Note: this method proves ownership, but it does not add the extra spam-fighting / trust benefits that DKIM provides. DKIM is still the preferred choice when possible.
Setup Steps
| Step | Where | What To Do |
|---|---|---|
| 1 | Salesforce Setup | Your Salesforce Admin goes to Setup → Quick Find → "Authorized Email Domains" and clicks New. |
| 2 | Salesforce Setup | The Admin enters the domain (for example, yourcompany.com) and saves. This generates a DNS TXT record value. |
| 3 | Outside Salesforce | Send the TXT record value to whoever manages your domain's DNS. They add it as a TXT record in the domain's DNS settings. |
| 4 | Outside Salesforce | Allow time for the DNS change to propagate (typically within 48 hours). |
| 5 | Salesforce Setup | Once the TXT record is live, the Admin returns to the domain entry in Authorized Email Domains and clicks "Verify domain ownership." |
A Few Important Notes
- You only need ONE of these two methods per domain — not both. DKIM is simply the better long-term choice.

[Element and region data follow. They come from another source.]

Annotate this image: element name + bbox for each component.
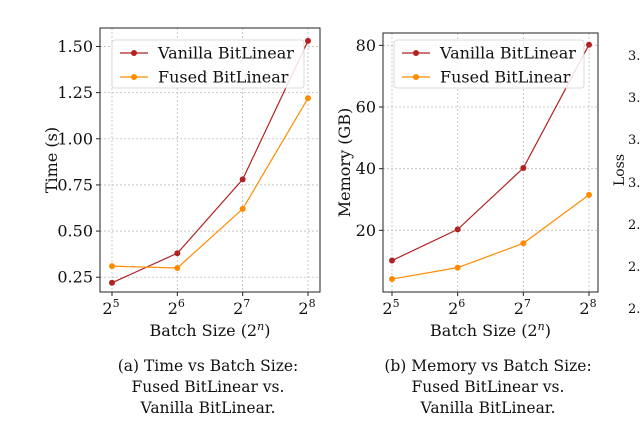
y-tick-label: 2.: [628, 302, 640, 317]
y-axis-label: Loss: [612, 154, 628, 186]
legend-marker: [413, 50, 419, 56]
x-tick-label: 25: [382, 297, 399, 318]
caption-line: Fused BitLinear vs.: [131, 378, 285, 396]
legend-label: Vanilla BitLinear: [439, 44, 576, 63]
x-tick-label: 25: [102, 297, 119, 318]
y-tick-label: 0.75: [57, 175, 93, 194]
caption-line: Vanilla BitLinear.: [420, 399, 556, 417]
x-tick-label: 28: [298, 297, 315, 318]
plot-frame: [99, 27, 321, 293]
x-axis-label: Batch Size (2n): [430, 320, 551, 340]
x-tick-label: 26: [448, 297, 465, 318]
legend-label: Vanilla BitLinear: [157, 44, 294, 63]
y-tick-label: 1.50: [57, 37, 93, 56]
data-point: [586, 191, 592, 198]
legend-marker: [131, 50, 137, 56]
series-line: [111, 97, 309, 269]
y-tick-label: 1.25: [57, 83, 93, 102]
data-point: [109, 263, 115, 270]
x-tick-label: 27: [514, 297, 531, 318]
data-point: [305, 37, 311, 44]
caption-line: Vanilla BitLinear.: [140, 399, 276, 417]
legend-label: Fused BitLinear: [158, 68, 289, 87]
caption-memory-chart: (b) Memory vs Batch Size: Fused BitLinea…: [338, 356, 638, 419]
y-tick-label: 80: [356, 36, 376, 55]
x-tick-label: 26: [168, 297, 185, 318]
y-tick-label: 3.: [628, 176, 640, 191]
data-point: [454, 264, 461, 271]
y-tick-label: 2.: [628, 218, 640, 233]
data-point: [239, 176, 246, 183]
caption-time-chart: (a) Time vs Batch Size: Fused BitLinear …: [58, 356, 358, 419]
data-point: [389, 276, 395, 283]
y-tick-label: 1.00: [57, 129, 93, 148]
data-point: [174, 265, 181, 271]
caption-line: (a) Time vs Batch Size:: [117, 357, 299, 375]
loss-chart-partial: 3. 3. 3. 3. 2. 2. 2. Loss: [612, 49, 640, 317]
legend-box: [393, 39, 585, 89]
y-tick-label: 3.: [628, 91, 640, 106]
legend-marker: [413, 74, 419, 80]
y-tick-label: 2.: [628, 260, 640, 275]
plot-frame: [382, 32, 599, 293]
x-axis-label: Batch Size (2n): [150, 320, 271, 340]
data-point: [109, 279, 115, 286]
data-point: [454, 226, 461, 233]
x-tick-label: 28: [579, 297, 596, 318]
legend-marker: [131, 74, 137, 80]
series-line: [391, 44, 590, 262]
memory-chart: 20 40 60 80 25 26 27 28 Batch Size (2n) Memory (G…: [335, 32, 599, 340]
caption-line: Fused BitLinear vs.: [411, 378, 565, 396]
y-axis-label: Memory (GB): [335, 108, 354, 217]
y-tick-label: 3.: [628, 133, 640, 148]
data-point: [520, 240, 527, 247]
y-tick-label: 60: [356, 98, 376, 117]
y-tick-label: 3.: [628, 49, 640, 64]
y-tick-label: 0.25: [57, 268, 93, 287]
legend-label: Fused BitLinear: [440, 68, 571, 87]
y-tick-label: 20: [356, 221, 376, 240]
data-point: [520, 165, 527, 172]
series-line: [391, 194, 590, 280]
data-point: [586, 41, 592, 48]
data-point: [389, 257, 395, 264]
data-point: [174, 250, 181, 257]
y-tick-label: 40: [356, 159, 376, 178]
data-point: [239, 205, 246, 212]
time-chart: 0.25 0.50 0.75 1.00 1.25 1.50 25 26 27 28 Batch Si…: [42, 27, 321, 340]
x-tick-label: 27: [233, 297, 250, 318]
data-point: [305, 95, 311, 102]
y-tick-label: 0.50: [57, 222, 93, 241]
legend-box: [111, 39, 305, 89]
caption-line: (b) Memory vs Batch Size:: [384, 357, 592, 375]
y-axis-label: Time (s): [42, 127, 61, 193]
series-line: [111, 40, 309, 284]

- Every domain and subdomain must be verified separately. Verifying yourcompany.com does NOT automatically cover mail.yourcompany.com — each needs its own setup.
- Personal addresses (@gmail.com, @outlook.com, @hotmail.com) and emails sent through connected Gmail or Office 365/Outlook integrations are not affected by this requirement.
- If a domain is not verified, users may see a message like "Not allowed to send from an unauthorized domain" when sending manually. Automated emails (Flows, Apex, workflow alerts) may simply fail silently — check Email Logs in Setup for the error "550 5.7.1 Delivery not authorized, message discarded" if automated emails seem to be missing.
- If you're not sure who manages your company's DNS/domain settings, that's usually the same person or team who set up your website or company email — ask your IT contact or whoever manages your domain registrar account (e.g., GoDaddy, Namecheap, Google Workspace admin, Microsoft 365 admin).